Building a More Resilient New York City
In several recent and upcoming posts, NewPublicHealth is connecting with communities that have faced severe weather disasters in the last year. New York City, for example, is continuing to regroup and rebuild after Hurricane Sandy struck the region eight months ago. The city, and its health department, recently announced several initiatives aimed at “building back better” while supporting residents still facing housing as well as mental health problems since the storm last October. Some examples are detailed below.
- The New York City Building Resiliency Task Force, an expert panel convened after Hurricane Sandy to help strengthen buildings and building standards, recently issued a report with recommendations for buildings and homes of all sizes in the city. The report recommends establishing backup power in the event that primary networks fail; protecting water supplies and stabilizing interior temperatures if residents need to shelter in place. ”Making our city’s buildings more resilient to coastal flooding and other climate hazards is a challenge that requires collaboration among government, designers, engineers, and building owners, among others,” said City Planning Commissioner Amanda M. Burden. “The Task Force's work exemplifies the kind of innovation and cooperation necessary to prepare our city for a changing climate.” To create the report, the Task Force convened over 200 volunteer experts in architecture, engineering, construction, building codes and real estate.
- New York Mayor Michael Bloomberg has announced a partnership with Nextdoor, a free, private social network designed to help neighbors stay connected about important city and safety updates through secure neighborhood websites and a mobile app.

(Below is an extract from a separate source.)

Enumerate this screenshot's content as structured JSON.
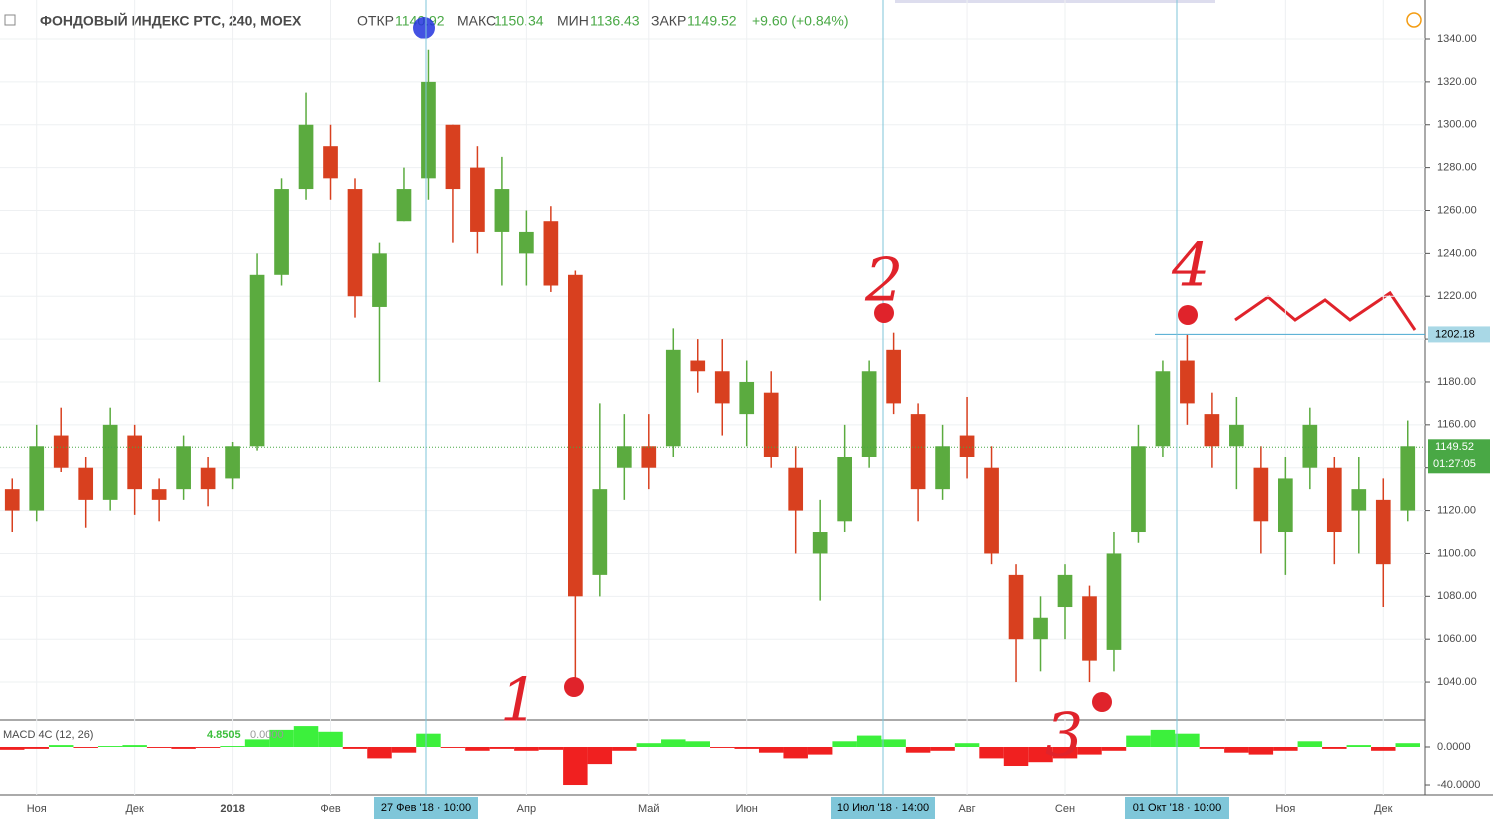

Residents can use Nextdoor to get to know their neighbors, and exchange local advice and recommendations. Nextdoor has already created more than 1,800 neighborhood websites across the city and the city will be able to target specific postings to specific neighborhoods, such as evacuation notices. “Nextdoor gives New York neighbors an easy way to connect and communicate with those who live around them,” says New York City mayor Michael Bloomberg. “It also provides the City with a direct line of communication to residents about important and often critical updates.”
- The New York City Department of Health and Mental Hygiene launched an ad campaign about Project Hope, a free, confidential crisis counseling services available to help New Yorkers cope with the effects of Hurricane Sandy, especially in hardest-hit Brooklyn, Lower Manhattan, Queens and Staten Island. Crisis counselors, in identifiable blue vests, can make home visits to provide emotional support and help people find ways to cope with the traumatic impact of the storm. The ad will run in subway cars, on buses and on the Staten Island Ferry through August.
“Months after the storm, many New Yorkers are still dealing with the effects of Hurricane Sandy – both physical and emotional,” said Health Commissioner Thomas Farley, MD. “Anyone still experiencing stress after the storm can call 1-800-LIFENET to receive free support from a Project Hope counselor.”
The decision to launch to program came in part from a December 2012 Health Department survey conducted in South Brooklyn, the Rockaways, and Staten Island, among areas of the city most hard hit by the hurricane last fall, and found that almost one-third of adults reported experiencing symptoms of serious psychological distress six weeks after the storm and one-third of children surveyed had at least two psychological symptoms such as sadness, trouble sleeping and nervousness.
Project Hope is a strong example of local, state and federal resources converging after a crisis. It is a program of the New York State Office of Mental Health, administered by the federal Substance Abuse and Mental Health Services Administration, funded by the Federal Emergency Management Agency and overseen by the New York City Department of Health and Mental Hygiene.
Project Hope has counselors that can speak the most common languages required in New York City including Spanish, Russian, Cantonese Mandarin and Arabic, and are working in private homes and at schools, and with community organizations and faith-based groups to identify and connect with people who could benefit from their services.